If you thought that the simmering feud between United Wholesale Mortgage (UWM) and rivals Quicken Loans and Fairway Independent Mortgage Company would lose steam any time soon, well, buckle up.
UWM announced on March 4 that it would no longer do business with mortgage brokers who also worked with Quicken and Fairway, framing the two companies as organizations “that are hurting the wholesale channel.”
Specifically, UWM CEO Mat Ishbia called out Fairway for “soliciting loan officers and talking negatively about brokers” and chastised Rocket for “going after real estate agents” and “trying to cut the loan officers out.”
Ishbia, who has vehemently and vocally defended the new policy, took to CNBC’s “Mad Money” last week to report that the brokers who work with UWM have responded positively to the change, saying that “not even 500” out of 12,000 brokers chose to keep working with Quicken.
“The reality is, brokers are all in,” Ishbia said. “They understand that Mat and UWM [are] here to protect the broker channel and consumers, because consumers get lower rates when they go through a broker.
“That’s not an opinion,” professed Ishbia. “That’s a fact.”
Ishbia’s CNBC appearance is the latest salvo in the battle of Michigan lending giants (both Rocket and UWM are based in the Detroit area). Rocket Mortgage Rocket Mortgage initially responded via a public statement from Executive Vice President Austin Niemiec, who tweeted that “[UWM’s] move decimates the idea of the free and open market that is so critical to the broker community. We continue to advocate for the right of brokers and consumers to choose how they secure home financing.”

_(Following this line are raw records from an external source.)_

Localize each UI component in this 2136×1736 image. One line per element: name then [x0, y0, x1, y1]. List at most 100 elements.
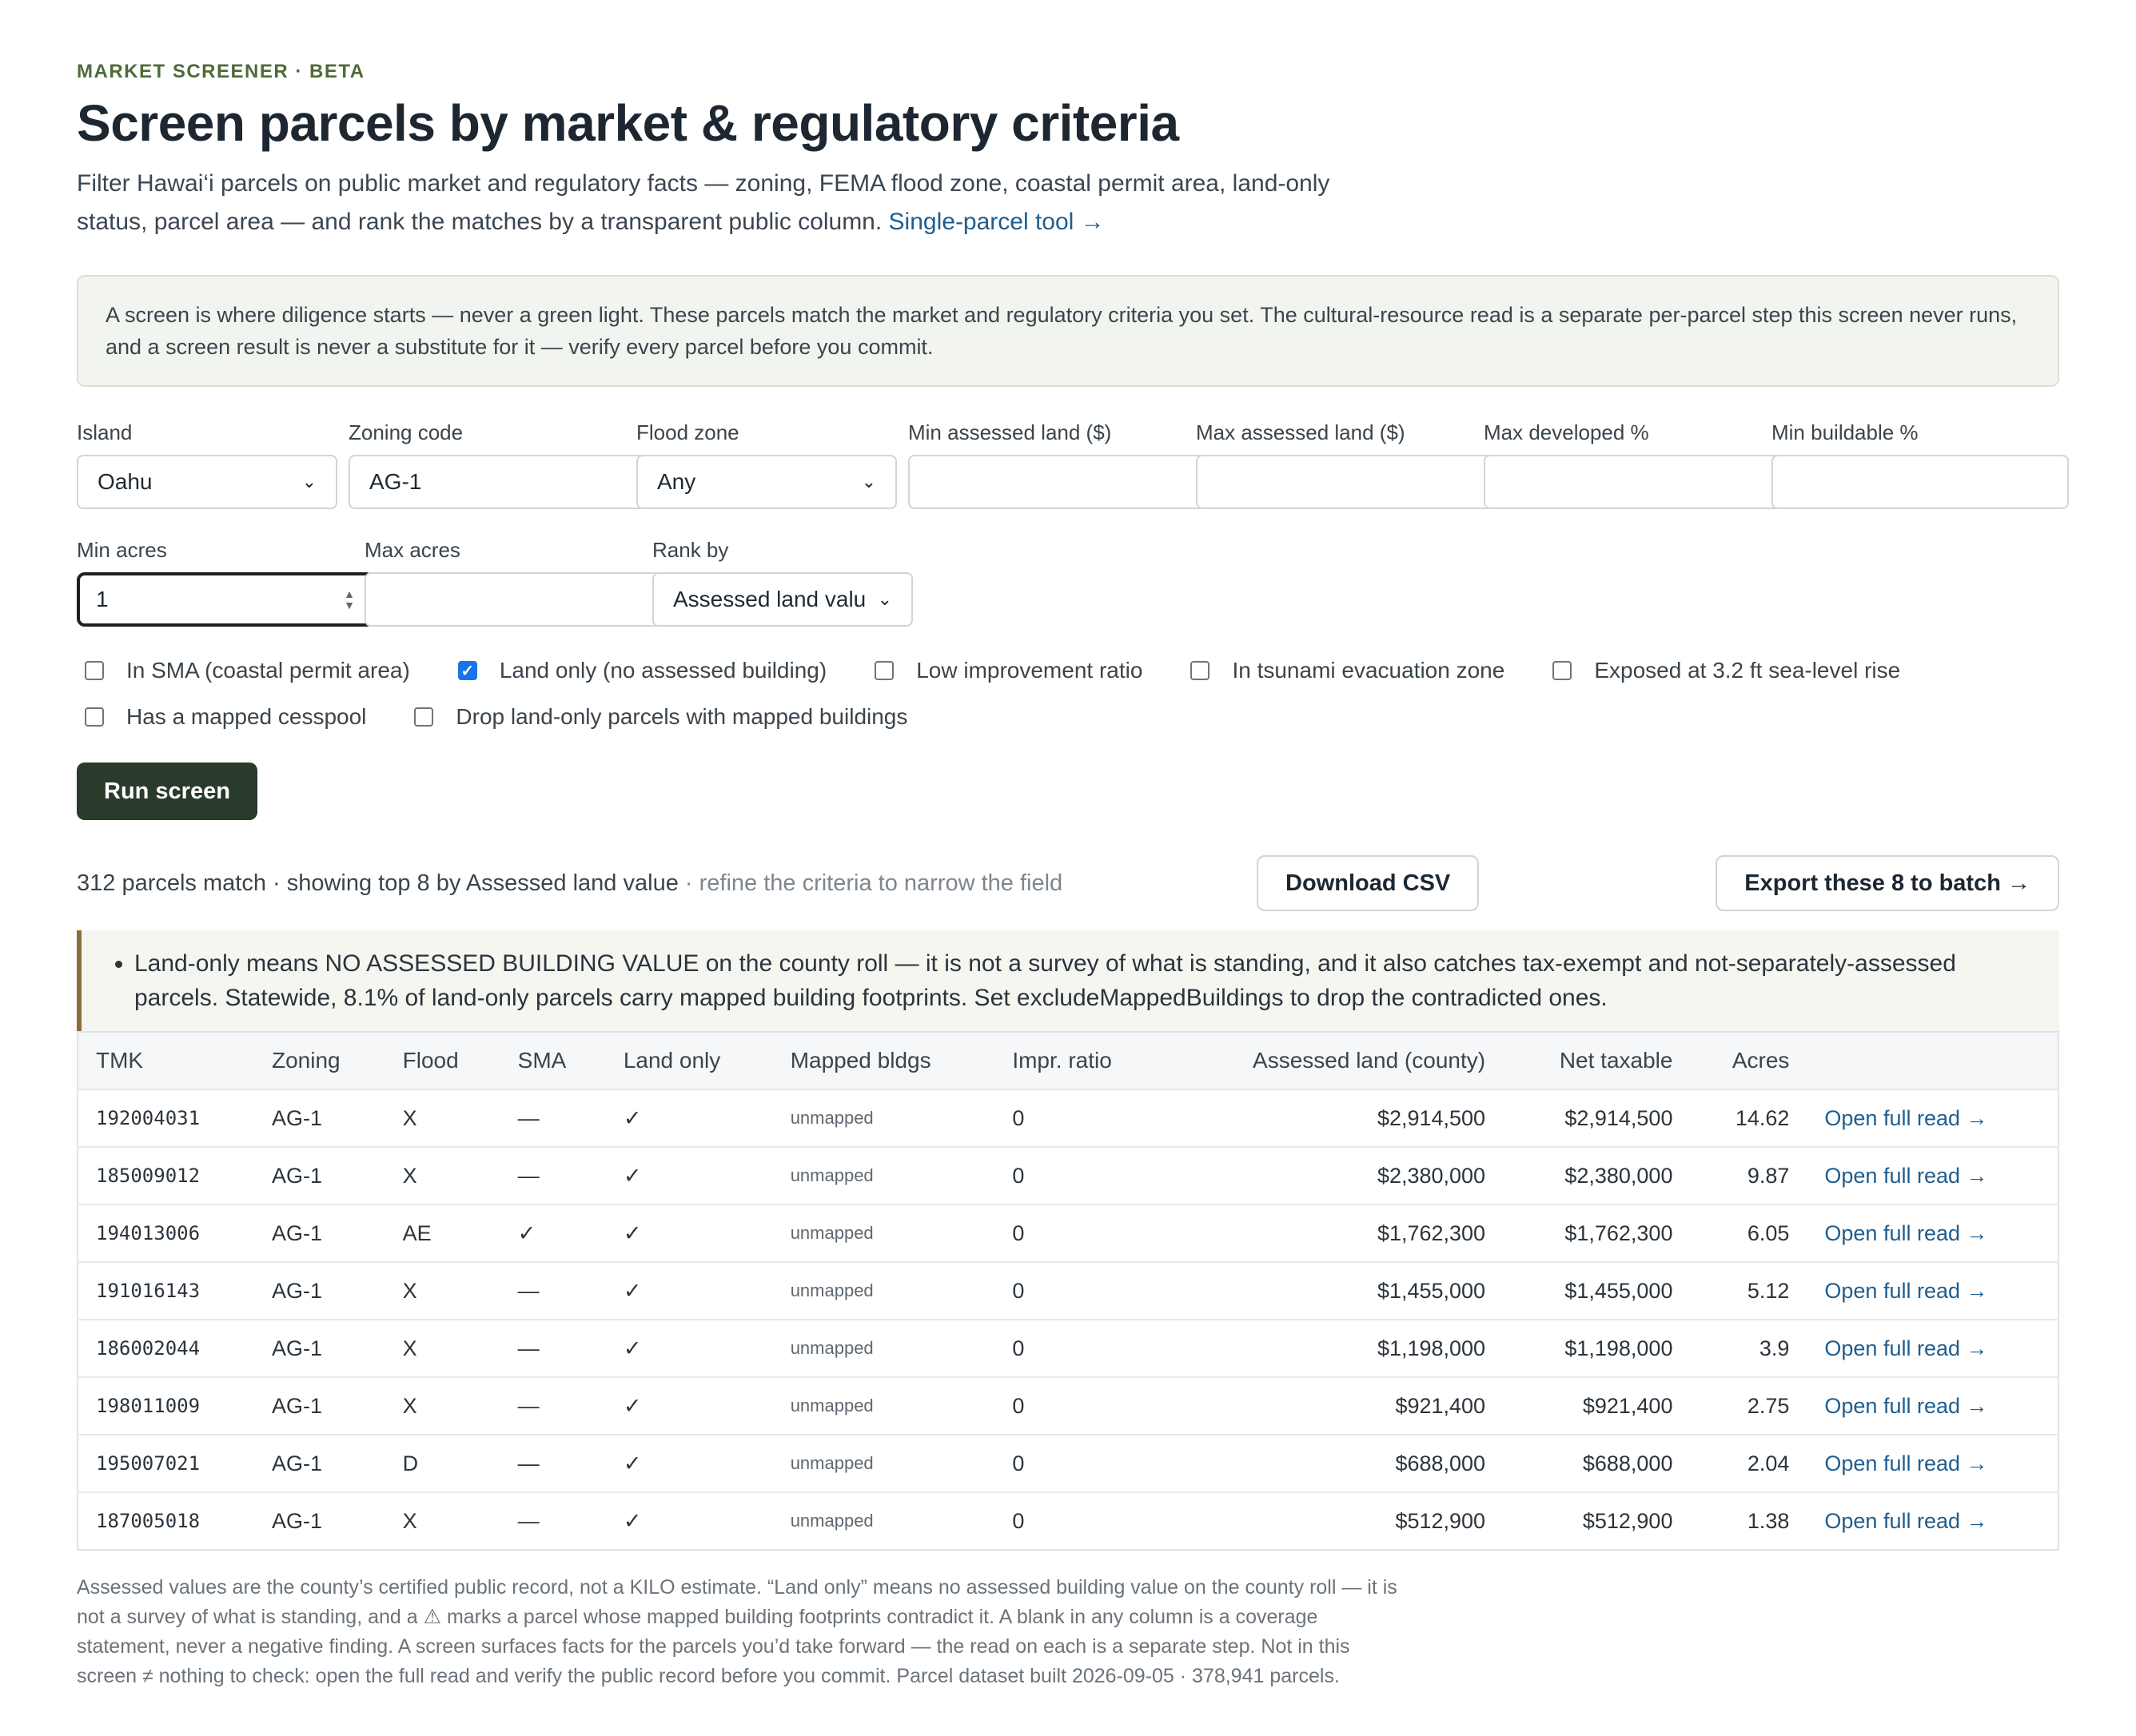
- cell-land-only: ✓: [605, 1089, 773, 1147]
- zoning-label: Zoning code: [349, 420, 464, 444]
- drop-mapped-checkbox[interactable]: Drop land-only parcels with mapped build…: [406, 704, 907, 730]
- cell-flood: X: [385, 1261, 500, 1320]
- cell-action: Open full read →: [1807, 1319, 2058, 1377]
- cell-zoning: AG-1: [254, 1434, 385, 1492]
- rank-by-select[interactable]: Assessed land valu ⌄: [652, 572, 913, 627]
- max-acres-input[interactable]: [365, 572, 662, 627]
- cell-tmk: 187005018: [78, 1491, 254, 1550]
- island-label: Island: [77, 420, 133, 444]
- cell-zoning: AG-1: [254, 1204, 385, 1262]
- cell-action: Open full read →: [1807, 1261, 2058, 1320]
- cell-land-only: ✓: [605, 1376, 773, 1435]
- cell-sma: —: [500, 1261, 606, 1320]
- table-body: 192004031 AG-1 X — ✓ unmapped 0 $2,914,500 $2,91…: [78, 1089, 2058, 1550]
- col-sma: SMA: [517, 1048, 567, 1073]
- col-flood: Flood: [402, 1048, 459, 1073]
- low-impr-checkbox[interactable]: Low improvement ratio: [867, 658, 1142, 683]
- tsunami-checkbox[interactable]: In tsunami evacuation zone: [1182, 658, 1504, 683]
- rank-by-label: Rank by: [652, 538, 729, 562]
- cell-assessed-land: $1,198,000: [1165, 1319, 1504, 1377]
- cell-mapped-bldgs: unmapped: [772, 1146, 995, 1204]
- min-acres-field: Min acres 1 ▲ ▼: [77, 538, 374, 627]
- cell-acres: 3.9: [1690, 1319, 1807, 1377]
- cell-zoning: AG-1: [254, 1319, 385, 1377]
- cell-land-only: ✓: [605, 1434, 773, 1492]
- cell-action: Open full read →: [1807, 1491, 2058, 1550]
- table-row: 191016143 AG-1 X — ✓ unmapped 0 $1,455,000 $1,45…: [78, 1261, 2058, 1320]
- checkbox-icon[interactable]: [85, 707, 104, 727]
- filter-form: Island Oahu ⌄ Zoning code AG-1 Flood zone…: [77, 420, 2069, 820]
- checkbox-icon[interactable]: [1190, 661, 1210, 680]
- max-land-field: Max assessed land ($): [1196, 420, 1493, 509]
- slr-checkbox-label: Exposed at 3.2 ft sea-level rise: [1594, 658, 1901, 683]
- cell-mapped-bldgs: unmapped: [772, 1319, 995, 1377]
- open-full-read-link[interactable]: Open full read →: [1824, 1164, 1987, 1188]
- cell-net-taxable: $921,400: [1503, 1376, 1691, 1435]
- cell-flood: X: [385, 1491, 500, 1550]
- download-csv-button[interactable]: Download CSV: [1257, 855, 1480, 911]
- cell-net-taxable: $2,380,000: [1503, 1146, 1691, 1204]
- checkbox-row-2: Has a mapped cesspool Drop land-only par…: [77, 694, 2059, 740]
- island-value: Oahu: [98, 469, 153, 494]
- cell-flood: D: [385, 1434, 500, 1492]
- sma-checkbox[interactable]: In SMA (coastal permit area): [77, 658, 410, 683]
- cell-zoning: AG-1: [254, 1261, 385, 1320]
- land-only-warning: Land-only means NO ASSESSED BUILDING VAL…: [77, 930, 2059, 1031]
- cell-impr-ratio: 0: [994, 1319, 1166, 1377]
- cell-net-taxable: $1,198,000: [1503, 1319, 1691, 1377]
- cell-mapped-bldgs: unmapped: [772, 1261, 995, 1320]
- open-full-read-link[interactable]: Open full read →: [1824, 1336, 1987, 1360]
- open-full-read-link[interactable]: Open full read →: [1824, 1279, 1987, 1303]
- cell-impr-ratio: 0: [994, 1376, 1166, 1435]
- island-select[interactable]: Oahu ⌄: [77, 455, 337, 509]
- checkbox-icon[interactable]: [85, 661, 104, 680]
- open-full-read-link[interactable]: Open full read →: [1824, 1451, 1987, 1475]
- cell-action: Open full read →: [1807, 1089, 2058, 1147]
- max-dev-input[interactable]: [1484, 455, 1781, 509]
- max-land-input[interactable]: [1196, 455, 1493, 509]
- checkbox-icon[interactable]: [414, 707, 434, 727]
- stepper-icon[interactable]: ▲ ▼: [344, 588, 355, 611]
- cell-acres: 5.12: [1690, 1261, 1807, 1320]
- diligence-notice: A screen is where diligence starts — nev…: [77, 275, 2059, 387]
- flood-select[interactable]: Any ⌄: [636, 455, 897, 509]
- single-parcel-link[interactable]: Single-parcel tool →: [889, 209, 1105, 235]
- cell-flood: X: [385, 1376, 500, 1435]
- max-acres-label: Max acres: [365, 538, 460, 562]
- min-acres-input[interactable]: 1 ▲ ▼: [77, 572, 374, 627]
- open-full-read-link[interactable]: Open full read →: [1824, 1509, 1987, 1533]
- cell-land-only: ✓: [605, 1146, 773, 1204]
- cell-impr-ratio: 0: [994, 1146, 1166, 1204]
- open-full-read-link[interactable]: Open full read →: [1824, 1394, 1987, 1418]
- open-full-read-link[interactable]: Open full read →: [1824, 1106, 1987, 1130]
- zoning-input[interactable]: AG-1: [349, 455, 646, 509]
- cell-zoning: AG-1: [254, 1089, 385, 1147]
- cesspool-checkbox[interactable]: Has a mapped cesspool: [77, 704, 366, 730]
- chevron-down-icon: ⌄: [877, 589, 892, 609]
- slr-checkbox[interactable]: Exposed at 3.2 ft sea-level rise: [1544, 658, 1900, 683]
- col-net-taxable: Net taxable: [1559, 1048, 1673, 1073]
- cell-tmk: 192004031: [78, 1089, 254, 1147]
- checkbox-checked-icon[interactable]: ✓: [457, 661, 477, 680]
- land-only-checkbox[interactable]: ✓ Land only (no assessed building): [450, 658, 827, 683]
- min-acres-value: 1: [96, 587, 109, 611]
- cell-impr-ratio: 0: [994, 1089, 1166, 1147]
- cell-sma: —: [500, 1089, 606, 1147]
- run-screen-button[interactable]: Run screen: [77, 762, 257, 820]
- flood-label: Flood zone: [636, 420, 739, 444]
- filter-row-2: Min acres 1 ▲ ▼ Max acres Rank by Assessed…: [77, 538, 2059, 627]
- table-row: 192004031 AG-1 X — ✓ unmapped 0 $2,914,500 $2,91…: [78, 1089, 2058, 1147]
- cell-zoning: AG-1: [254, 1376, 385, 1435]
- criteria-checkboxes: In SMA (coastal permit area) ✓ Land only …: [77, 647, 2059, 740]
- eyebrow: MARKET SCREENER · BETA: [77, 61, 365, 82]
- cell-land-only: ✓: [605, 1491, 773, 1550]
- cell-flood: X: [385, 1319, 500, 1377]
- cell-mapped-bldgs: unmapped: [772, 1089, 995, 1147]
- checkbox-icon[interactable]: [875, 661, 895, 680]
- table-row: 186002044 AG-1 X — ✓ unmapped 0 $1,198,000 $1,19…: [78, 1319, 2058, 1377]
- open-full-read-link[interactable]: Open full read →: [1824, 1221, 1987, 1245]
- min-build-input[interactable]: [1771, 455, 2069, 509]
- export-batch-button[interactable]: Export these 8 to batch →: [1716, 855, 2059, 911]
- checkbox-icon[interactable]: [1552, 661, 1572, 680]
- min-land-input[interactable]: [908, 455, 1205, 509]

Rocket, the country’s largest mortgage lender, doubled down on its rebuttals over the weekend of March 6. In an email to brokers, Niemiec went as far as publicly divulging Rocket Pro TPO’s lending volume — a first for the company — of $97 million in 2020. He called UWM’s move “an act of fear” due to Rocket’s rising market share.
As for the numbers being thrown around, figures are coming from both sides of the wholesale lender battle, leaving any statistical winner unclear. Rocket at one point announced that “22 of our 25 largest partners have rejected UWM’s ultimatum and have elected to continue working with our company,” and a spokesman for the company has said that over 9,000 brokers have rejected UWM in favor of continuing to work with Rocket. And according to a March 18 Wall Street Journal story, Rocket’s market share has grown even further “since UWM announced it will no longer compete with [Rocket].”
Fairway, for its part, has been less aggressive in response, with CEO Steve Jacobson saying that the company has “always believed in doing what is best for the consumer, and that will never change. For that reason, we will always support a broker’s decision to work with any lender they choose, and we will continue to work every day to earn the trust and respect of all our origination partners. At the end of the day, we are all working for the borrower.”
A few other groups also criticized UWM’s policy as harmful to the free market. Via a statement from President Bob Broeksmit, the Mortgage Bankers Association said it “does not condone activities designed to thwart competition in the mortgage market and limit loan options available to borrowers.” Kimber White, president of the National Association of Mortgage Brokers, concurred, calling the move “counter to the spirit of freedom and independence that is the very foundation of our broker businesses. You should be allowed to work with whomever you want, and who offers the best product and customer service, not a company who dictates your business model to you.”
Ishbia, however, insists that the move was not about slashing competition.
“I know how people want to portray it, but the decision was not about doing things exclusively,” he told CNBC’s Jim Cramer. “We basically said, ‘Mortgage brokers —20,000 of you guys — if you’re partnering with Rocket, they’re out there doing things, maybe you’d call it ‘underhanded’ or maybe in a gray area, to affect consumers and brokers. What we’re saying is, ‘I can’t stop them, but if you’re going to work with them, don’t work with us.’”
Others appeared to back UWM’s policy and claims by censuring Rocket Mortgage’s actions. Katie Sweeney, CEO of the Association of Independent Mortgage Experts (AIME), claimed penned a letter declaring that “brokers deserve better than to be used for lead generation — which is precisely why we’ve never partnered with Rocket TPO or any other lender with similar business practices.” [Note: United Wholesale Mortgage is a title sponsor of AIME.]
Ishbia remains firm in his belief that UWM’s move is the right one.
“We’ve been the No. 1 wholesale lender for six straight years,” he told Scotsman Guide. “We’ve got more market share than Nos. 2 through 9 combined, right? We’ve got a little bit of control of things, so if you [as a broker] want to [work with Rocket and Fairway] and help the people who are hurting all of us, that’s okay. But I’m not going to help you with our technology, our service and our pricing.”